Al Jazeera reports that Kurdish fighters thwarted an IS attempt to storm the center of town on Saturday. The Kurdish People's Protection Unit (YPG) told Al Jazeera that fighting was still raging in the eastern and southern parts of Kobane.

The Syrian Observatory for Human Rights estimated that more than 500 people have been killed since the siege on the town started in mid-September. It counted 298 IS causalities. 

Some 200,000 mostly Kurdish Syrian refugees have crossed the border into Turkey since the fighting began.

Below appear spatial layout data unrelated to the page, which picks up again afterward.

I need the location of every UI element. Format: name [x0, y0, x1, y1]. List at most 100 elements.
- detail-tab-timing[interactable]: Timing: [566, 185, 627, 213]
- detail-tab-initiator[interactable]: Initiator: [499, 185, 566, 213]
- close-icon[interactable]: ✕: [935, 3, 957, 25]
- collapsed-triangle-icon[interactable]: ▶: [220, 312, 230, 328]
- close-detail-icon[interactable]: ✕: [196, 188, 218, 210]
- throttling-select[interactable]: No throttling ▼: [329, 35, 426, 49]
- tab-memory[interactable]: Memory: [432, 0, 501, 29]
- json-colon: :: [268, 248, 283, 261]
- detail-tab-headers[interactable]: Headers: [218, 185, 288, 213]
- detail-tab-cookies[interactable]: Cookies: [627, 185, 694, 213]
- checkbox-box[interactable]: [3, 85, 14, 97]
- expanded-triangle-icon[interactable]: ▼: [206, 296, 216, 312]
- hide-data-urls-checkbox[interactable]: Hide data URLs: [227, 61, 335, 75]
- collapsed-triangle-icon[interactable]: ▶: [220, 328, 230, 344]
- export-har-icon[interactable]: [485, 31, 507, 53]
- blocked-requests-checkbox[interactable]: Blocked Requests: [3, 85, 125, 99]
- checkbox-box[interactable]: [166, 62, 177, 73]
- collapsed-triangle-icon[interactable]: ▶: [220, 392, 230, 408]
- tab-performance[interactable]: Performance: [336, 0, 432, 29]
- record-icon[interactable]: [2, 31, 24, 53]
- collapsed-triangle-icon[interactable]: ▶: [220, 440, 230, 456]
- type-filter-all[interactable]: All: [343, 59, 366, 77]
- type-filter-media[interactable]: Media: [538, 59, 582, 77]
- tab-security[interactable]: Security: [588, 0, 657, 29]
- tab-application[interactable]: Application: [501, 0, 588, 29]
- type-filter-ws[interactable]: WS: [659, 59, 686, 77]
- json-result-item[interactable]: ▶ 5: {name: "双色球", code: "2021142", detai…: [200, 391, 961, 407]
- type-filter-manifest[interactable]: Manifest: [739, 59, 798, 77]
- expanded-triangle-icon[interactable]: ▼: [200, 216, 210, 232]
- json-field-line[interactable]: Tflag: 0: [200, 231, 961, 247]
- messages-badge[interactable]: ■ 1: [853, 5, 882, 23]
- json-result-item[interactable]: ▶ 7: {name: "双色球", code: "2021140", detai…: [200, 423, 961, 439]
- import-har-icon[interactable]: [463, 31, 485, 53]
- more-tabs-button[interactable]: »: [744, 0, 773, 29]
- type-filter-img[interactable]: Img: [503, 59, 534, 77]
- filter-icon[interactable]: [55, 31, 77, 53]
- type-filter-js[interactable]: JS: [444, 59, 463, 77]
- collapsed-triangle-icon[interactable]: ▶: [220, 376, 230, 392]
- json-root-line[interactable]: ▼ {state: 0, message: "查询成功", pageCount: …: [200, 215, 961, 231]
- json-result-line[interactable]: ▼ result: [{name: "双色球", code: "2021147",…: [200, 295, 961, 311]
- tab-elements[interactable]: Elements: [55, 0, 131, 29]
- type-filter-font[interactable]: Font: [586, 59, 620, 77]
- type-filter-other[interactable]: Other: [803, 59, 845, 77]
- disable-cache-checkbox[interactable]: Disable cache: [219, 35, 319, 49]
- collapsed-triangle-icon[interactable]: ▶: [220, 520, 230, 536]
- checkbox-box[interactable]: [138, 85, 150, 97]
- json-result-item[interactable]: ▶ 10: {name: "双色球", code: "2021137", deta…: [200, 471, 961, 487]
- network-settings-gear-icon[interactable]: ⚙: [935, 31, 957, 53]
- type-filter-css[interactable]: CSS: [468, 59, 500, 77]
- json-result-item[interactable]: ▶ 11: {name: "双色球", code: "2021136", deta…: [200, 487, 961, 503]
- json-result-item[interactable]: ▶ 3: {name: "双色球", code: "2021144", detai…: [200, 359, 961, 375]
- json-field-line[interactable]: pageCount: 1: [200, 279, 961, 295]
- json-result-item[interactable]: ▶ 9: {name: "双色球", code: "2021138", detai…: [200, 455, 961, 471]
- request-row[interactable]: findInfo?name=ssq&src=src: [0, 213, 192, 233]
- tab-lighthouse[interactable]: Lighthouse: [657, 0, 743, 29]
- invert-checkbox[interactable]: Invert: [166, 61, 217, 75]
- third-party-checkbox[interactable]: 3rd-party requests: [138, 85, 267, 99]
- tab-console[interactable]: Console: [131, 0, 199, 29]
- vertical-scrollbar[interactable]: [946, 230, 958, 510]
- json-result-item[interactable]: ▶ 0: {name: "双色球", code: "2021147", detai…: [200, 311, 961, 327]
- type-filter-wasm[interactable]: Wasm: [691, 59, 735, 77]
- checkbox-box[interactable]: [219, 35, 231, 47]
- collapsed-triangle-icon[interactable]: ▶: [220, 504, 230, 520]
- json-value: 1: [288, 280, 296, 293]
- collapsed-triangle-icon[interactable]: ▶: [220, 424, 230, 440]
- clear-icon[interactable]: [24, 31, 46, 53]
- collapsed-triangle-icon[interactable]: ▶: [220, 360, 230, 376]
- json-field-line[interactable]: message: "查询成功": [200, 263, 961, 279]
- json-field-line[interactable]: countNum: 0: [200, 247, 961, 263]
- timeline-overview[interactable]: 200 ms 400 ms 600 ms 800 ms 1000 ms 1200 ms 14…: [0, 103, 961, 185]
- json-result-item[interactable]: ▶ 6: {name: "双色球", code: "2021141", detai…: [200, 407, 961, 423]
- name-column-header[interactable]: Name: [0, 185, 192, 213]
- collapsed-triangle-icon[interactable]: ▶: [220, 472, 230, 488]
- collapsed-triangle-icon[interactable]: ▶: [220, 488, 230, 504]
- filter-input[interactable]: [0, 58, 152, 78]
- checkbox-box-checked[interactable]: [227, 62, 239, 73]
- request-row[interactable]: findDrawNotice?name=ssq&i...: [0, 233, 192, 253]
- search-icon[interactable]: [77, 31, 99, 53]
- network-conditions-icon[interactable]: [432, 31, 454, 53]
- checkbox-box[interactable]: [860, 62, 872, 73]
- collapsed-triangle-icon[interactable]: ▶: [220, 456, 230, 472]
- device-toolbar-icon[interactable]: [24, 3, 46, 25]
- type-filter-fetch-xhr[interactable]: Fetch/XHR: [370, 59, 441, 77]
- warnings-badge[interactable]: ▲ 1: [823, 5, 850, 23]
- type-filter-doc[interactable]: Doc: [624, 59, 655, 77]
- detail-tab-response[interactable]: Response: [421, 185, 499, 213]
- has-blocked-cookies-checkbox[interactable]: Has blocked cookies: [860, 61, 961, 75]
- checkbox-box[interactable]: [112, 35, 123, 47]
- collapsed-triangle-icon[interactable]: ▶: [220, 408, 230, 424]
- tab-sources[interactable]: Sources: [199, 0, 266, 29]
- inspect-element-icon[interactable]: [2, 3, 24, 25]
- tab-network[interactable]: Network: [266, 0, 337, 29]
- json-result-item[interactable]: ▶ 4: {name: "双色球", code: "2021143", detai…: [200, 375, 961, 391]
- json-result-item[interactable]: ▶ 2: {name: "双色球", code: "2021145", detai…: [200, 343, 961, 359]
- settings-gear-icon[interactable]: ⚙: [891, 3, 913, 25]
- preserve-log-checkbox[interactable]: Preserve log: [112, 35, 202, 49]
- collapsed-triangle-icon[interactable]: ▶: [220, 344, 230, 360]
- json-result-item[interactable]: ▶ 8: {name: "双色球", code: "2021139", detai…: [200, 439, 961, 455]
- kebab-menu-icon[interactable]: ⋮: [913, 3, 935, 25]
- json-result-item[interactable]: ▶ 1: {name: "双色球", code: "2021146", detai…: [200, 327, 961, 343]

But hundreds of civilians remain trapped inside Kobane, the Guardian reports:

Two of them begged for a rescue mission in phone calls yesterday, as the battles raged through a powerful sandstorm that shrouded the city from journalists and anxious refugees who have been watching the fighting from the safety of Turkish soil, just a few hundred feet away.

"There is a terrible smell from bodies in the street. At first I didn't know what it was," said Welat Shaheen, a farmer who stayed in his home at the edge of the city when the rest of the family fled. "There are bombs and fighting all around, so no one really goes out."

The 31-year-old is surviving on bulgar wheat and other dried food, eking out a tank of water stored up before the siege began. "I can't wash myself, or wash dishes; it's just for cooking and drinking. Please can someone come and get us out. If my water runs out, I will die."